Passivhaus is all about carefully designing and constructing buildings to use vastly less energy (the reductions are by an order of magnitude) than conventional buildings.
Passivhaus originated in Germany in the early 1990s, but has now spread around the world: it is truly an international standard. It has a deliberately narrow focus on getting the building fabric right in order to achieve low energy in use. While Passivhaus addresses only this aspect of sustainable design, there is nothing to stop house builders who want to build ecologically or sustainably from using a combination of the Passivhaus standard and other standards for, say, water use, or indeed other non-codified environmental objectives, in their specification.
Achieving Passivhaus is not about lots of ‘advanced’ technology; rather, it is about changing the way we build. This means integrating design for low energy into the plans from day one, designing with an awareness of the impact of form factor, eliminating thermal bridges and radically reducing air leakage compared with standard builds, incorporating additional insulation and making use of solar gain. Once the project goes on-site, the build team needs to work in a more tight-knit, cooperative and mutually trusting way than is currently common in building projects, in order to avoid abortive work and unnecessary costs.

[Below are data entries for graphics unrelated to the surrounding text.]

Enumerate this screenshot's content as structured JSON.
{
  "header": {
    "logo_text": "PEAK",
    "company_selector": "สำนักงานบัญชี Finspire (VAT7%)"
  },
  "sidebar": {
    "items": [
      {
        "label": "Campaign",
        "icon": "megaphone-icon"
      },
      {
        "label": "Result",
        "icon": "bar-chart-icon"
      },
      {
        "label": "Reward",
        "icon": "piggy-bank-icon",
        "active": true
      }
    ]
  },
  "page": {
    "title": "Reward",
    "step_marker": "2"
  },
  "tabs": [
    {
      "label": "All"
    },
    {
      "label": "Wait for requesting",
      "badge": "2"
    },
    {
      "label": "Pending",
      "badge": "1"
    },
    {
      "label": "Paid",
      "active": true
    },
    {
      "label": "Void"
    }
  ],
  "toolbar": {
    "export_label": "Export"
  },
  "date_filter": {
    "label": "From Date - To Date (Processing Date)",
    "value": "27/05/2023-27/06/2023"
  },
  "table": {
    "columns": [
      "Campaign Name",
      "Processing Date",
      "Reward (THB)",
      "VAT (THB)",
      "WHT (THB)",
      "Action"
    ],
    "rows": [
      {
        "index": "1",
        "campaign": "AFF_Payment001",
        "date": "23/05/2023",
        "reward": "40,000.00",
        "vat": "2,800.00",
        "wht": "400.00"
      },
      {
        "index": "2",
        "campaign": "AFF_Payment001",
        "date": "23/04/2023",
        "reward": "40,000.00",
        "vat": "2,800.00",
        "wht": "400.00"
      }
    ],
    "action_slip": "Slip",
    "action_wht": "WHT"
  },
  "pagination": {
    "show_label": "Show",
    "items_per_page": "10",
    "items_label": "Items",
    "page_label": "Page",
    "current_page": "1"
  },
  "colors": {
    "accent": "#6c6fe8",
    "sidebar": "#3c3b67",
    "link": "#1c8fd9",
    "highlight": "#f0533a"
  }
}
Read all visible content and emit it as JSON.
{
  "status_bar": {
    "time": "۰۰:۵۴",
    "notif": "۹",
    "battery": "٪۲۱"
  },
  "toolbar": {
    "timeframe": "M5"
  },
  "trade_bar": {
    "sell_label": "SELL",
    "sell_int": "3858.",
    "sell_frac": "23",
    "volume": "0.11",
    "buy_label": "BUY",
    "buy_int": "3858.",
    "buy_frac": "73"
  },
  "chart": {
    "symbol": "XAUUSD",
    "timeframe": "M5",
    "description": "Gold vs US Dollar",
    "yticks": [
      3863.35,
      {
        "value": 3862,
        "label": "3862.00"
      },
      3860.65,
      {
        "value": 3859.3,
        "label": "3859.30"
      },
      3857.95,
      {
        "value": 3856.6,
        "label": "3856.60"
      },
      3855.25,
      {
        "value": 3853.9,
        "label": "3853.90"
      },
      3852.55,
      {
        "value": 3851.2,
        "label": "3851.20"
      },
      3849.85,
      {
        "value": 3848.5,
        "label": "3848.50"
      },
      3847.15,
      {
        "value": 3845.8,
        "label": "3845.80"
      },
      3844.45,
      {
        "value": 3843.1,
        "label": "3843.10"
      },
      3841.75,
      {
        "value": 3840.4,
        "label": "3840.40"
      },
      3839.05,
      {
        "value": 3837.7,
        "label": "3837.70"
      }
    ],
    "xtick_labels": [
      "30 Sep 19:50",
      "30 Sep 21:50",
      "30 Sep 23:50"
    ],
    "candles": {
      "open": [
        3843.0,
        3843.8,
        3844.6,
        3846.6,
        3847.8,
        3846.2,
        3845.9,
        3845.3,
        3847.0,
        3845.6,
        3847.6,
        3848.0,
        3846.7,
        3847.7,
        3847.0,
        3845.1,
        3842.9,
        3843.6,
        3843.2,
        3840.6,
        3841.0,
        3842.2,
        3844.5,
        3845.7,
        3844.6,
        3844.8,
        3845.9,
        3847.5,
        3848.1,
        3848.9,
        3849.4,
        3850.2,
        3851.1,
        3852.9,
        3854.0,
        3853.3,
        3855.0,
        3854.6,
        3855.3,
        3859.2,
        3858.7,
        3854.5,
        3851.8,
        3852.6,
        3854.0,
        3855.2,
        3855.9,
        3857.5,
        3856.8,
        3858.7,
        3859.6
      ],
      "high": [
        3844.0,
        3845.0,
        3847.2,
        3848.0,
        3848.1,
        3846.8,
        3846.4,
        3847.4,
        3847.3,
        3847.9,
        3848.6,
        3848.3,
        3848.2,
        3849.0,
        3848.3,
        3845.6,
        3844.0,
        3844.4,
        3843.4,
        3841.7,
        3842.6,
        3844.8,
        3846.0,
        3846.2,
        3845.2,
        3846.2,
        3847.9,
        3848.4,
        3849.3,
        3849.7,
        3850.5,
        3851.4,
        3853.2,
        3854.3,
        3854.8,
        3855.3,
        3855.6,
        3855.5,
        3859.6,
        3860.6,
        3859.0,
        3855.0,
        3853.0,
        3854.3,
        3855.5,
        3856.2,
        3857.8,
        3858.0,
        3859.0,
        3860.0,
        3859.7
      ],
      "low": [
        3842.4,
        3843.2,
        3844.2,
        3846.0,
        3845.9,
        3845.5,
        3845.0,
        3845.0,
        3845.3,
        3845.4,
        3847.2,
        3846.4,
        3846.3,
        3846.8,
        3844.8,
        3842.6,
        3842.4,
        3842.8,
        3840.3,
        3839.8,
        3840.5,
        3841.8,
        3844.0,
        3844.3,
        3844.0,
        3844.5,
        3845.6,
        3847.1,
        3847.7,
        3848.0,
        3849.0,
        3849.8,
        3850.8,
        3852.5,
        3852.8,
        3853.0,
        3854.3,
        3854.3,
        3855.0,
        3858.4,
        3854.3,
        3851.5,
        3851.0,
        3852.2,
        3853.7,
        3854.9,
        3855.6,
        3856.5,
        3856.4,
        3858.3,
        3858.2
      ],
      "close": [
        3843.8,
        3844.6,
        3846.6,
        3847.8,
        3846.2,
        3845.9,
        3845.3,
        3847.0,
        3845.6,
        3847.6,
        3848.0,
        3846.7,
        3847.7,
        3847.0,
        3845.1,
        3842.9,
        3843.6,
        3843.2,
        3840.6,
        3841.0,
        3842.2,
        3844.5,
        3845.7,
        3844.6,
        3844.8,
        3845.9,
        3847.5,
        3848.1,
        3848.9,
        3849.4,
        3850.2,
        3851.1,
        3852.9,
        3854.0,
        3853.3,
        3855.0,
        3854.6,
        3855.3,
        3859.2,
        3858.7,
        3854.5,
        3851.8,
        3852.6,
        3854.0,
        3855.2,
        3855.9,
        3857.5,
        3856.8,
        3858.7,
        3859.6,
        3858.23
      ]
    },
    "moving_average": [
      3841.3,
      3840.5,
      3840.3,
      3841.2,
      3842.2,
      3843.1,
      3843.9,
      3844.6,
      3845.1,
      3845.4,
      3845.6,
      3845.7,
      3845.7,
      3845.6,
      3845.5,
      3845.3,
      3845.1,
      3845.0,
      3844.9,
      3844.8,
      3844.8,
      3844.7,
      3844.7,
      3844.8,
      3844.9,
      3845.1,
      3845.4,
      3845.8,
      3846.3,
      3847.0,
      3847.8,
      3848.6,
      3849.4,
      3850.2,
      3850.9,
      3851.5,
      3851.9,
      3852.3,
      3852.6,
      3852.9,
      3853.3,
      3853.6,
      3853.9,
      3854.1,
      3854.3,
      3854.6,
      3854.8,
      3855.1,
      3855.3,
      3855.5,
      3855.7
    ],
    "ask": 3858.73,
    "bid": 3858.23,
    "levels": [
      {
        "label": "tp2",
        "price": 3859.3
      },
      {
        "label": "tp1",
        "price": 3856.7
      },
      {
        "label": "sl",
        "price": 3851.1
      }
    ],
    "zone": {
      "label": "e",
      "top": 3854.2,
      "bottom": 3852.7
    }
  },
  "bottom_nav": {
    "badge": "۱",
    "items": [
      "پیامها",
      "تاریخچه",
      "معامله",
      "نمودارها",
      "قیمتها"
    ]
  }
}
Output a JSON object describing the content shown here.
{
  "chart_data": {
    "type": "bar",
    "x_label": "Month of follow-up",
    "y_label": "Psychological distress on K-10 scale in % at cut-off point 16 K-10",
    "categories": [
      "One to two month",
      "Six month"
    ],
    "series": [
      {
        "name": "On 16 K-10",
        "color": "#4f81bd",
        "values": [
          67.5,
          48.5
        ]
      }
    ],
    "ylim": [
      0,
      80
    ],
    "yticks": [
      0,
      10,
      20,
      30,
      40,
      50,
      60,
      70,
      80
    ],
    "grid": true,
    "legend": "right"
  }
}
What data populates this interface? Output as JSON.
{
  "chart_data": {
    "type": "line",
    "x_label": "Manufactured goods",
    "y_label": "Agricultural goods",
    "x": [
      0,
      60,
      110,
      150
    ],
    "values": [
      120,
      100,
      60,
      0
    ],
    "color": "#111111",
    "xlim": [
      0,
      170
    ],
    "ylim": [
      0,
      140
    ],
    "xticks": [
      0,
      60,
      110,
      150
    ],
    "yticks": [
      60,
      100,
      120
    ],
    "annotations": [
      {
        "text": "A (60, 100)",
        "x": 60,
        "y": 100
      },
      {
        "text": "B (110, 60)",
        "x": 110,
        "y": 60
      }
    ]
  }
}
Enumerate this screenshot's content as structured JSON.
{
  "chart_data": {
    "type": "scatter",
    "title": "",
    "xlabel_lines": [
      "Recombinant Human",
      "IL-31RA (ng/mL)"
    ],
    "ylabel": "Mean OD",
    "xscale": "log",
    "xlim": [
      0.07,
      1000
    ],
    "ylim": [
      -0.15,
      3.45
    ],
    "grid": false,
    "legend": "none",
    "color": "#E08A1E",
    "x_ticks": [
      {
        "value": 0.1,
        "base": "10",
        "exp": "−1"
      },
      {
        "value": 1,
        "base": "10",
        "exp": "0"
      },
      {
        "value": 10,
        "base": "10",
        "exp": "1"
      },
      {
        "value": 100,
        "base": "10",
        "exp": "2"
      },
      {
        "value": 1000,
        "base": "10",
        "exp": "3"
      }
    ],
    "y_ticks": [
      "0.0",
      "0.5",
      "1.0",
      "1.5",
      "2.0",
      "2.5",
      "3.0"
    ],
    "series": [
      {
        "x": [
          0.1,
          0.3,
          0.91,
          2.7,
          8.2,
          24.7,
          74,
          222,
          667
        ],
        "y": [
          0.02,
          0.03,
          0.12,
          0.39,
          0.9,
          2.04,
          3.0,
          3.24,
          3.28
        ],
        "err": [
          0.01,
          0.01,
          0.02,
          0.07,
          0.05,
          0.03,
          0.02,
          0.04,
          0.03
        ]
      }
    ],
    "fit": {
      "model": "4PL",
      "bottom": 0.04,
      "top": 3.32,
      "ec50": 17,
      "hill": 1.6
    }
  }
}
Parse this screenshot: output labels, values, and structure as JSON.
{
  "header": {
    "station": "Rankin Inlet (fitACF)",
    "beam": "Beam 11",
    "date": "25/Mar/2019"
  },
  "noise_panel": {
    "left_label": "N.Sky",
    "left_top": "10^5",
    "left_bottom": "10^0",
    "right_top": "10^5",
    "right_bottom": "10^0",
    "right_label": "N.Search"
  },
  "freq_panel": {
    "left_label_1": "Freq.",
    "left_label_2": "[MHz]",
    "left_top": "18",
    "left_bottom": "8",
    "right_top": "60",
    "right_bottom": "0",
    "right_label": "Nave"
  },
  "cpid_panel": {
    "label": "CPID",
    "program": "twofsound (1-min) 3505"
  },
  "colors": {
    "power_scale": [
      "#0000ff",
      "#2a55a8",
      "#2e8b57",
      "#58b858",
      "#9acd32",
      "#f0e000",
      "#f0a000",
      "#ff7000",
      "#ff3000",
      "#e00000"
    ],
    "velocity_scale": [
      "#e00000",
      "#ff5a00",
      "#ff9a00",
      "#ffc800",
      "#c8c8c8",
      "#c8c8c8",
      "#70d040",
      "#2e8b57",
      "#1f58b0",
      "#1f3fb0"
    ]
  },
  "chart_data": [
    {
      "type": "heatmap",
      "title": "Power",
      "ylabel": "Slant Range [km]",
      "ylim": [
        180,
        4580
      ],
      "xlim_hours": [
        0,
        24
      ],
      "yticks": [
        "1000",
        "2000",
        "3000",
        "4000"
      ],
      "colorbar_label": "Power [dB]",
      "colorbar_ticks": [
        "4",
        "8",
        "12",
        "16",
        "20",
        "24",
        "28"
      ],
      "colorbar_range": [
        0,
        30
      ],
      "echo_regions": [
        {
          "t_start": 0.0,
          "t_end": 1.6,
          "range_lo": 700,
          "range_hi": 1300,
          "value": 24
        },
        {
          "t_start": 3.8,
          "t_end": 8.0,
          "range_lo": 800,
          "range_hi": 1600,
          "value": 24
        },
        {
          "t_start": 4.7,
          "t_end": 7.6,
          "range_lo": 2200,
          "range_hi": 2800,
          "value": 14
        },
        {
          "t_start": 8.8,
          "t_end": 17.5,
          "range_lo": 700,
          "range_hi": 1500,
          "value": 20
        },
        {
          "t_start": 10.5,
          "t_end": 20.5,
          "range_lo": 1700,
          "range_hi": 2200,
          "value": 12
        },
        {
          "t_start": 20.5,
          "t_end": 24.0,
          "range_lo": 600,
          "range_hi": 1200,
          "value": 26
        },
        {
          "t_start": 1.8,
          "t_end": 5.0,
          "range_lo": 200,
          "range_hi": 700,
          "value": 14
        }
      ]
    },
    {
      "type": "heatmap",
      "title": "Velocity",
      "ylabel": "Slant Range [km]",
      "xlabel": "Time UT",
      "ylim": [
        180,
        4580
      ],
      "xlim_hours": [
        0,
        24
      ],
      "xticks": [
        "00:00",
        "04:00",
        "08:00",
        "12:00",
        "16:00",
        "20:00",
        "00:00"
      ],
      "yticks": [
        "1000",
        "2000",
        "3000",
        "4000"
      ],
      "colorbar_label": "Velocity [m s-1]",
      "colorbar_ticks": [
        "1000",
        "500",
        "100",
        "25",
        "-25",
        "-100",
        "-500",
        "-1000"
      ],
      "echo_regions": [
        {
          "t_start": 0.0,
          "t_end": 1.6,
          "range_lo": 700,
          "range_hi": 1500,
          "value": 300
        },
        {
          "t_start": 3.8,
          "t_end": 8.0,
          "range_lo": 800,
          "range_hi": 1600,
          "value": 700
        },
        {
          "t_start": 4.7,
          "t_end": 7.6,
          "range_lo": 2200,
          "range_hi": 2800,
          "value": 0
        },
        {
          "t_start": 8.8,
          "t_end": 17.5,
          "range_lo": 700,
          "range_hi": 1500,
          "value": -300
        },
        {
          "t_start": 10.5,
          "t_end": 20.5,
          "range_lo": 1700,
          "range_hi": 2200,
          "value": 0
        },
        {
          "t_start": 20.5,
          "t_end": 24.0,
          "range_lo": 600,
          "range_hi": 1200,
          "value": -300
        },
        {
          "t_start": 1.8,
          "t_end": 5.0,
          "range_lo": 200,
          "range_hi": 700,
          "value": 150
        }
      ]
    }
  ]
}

There are many misconceptions about Passivhaus – for example, that one is not allowed to open any windows. The discourse about Passivhaus sometimes results in the tendency to create false dichotomies, in particular between Passivhaus requirements and the use of natural or ‘low-impact’ building materials. In time, as more and more Passivhaus buildings are completed, it will become easier to overcome such concerns.
Passivhaus can also be applied to retrofitting of the existing housing stock. A newer, slightly less demanding standard specifically for retrofits – EnerPHit – has been devised by the Passivhaus Institut.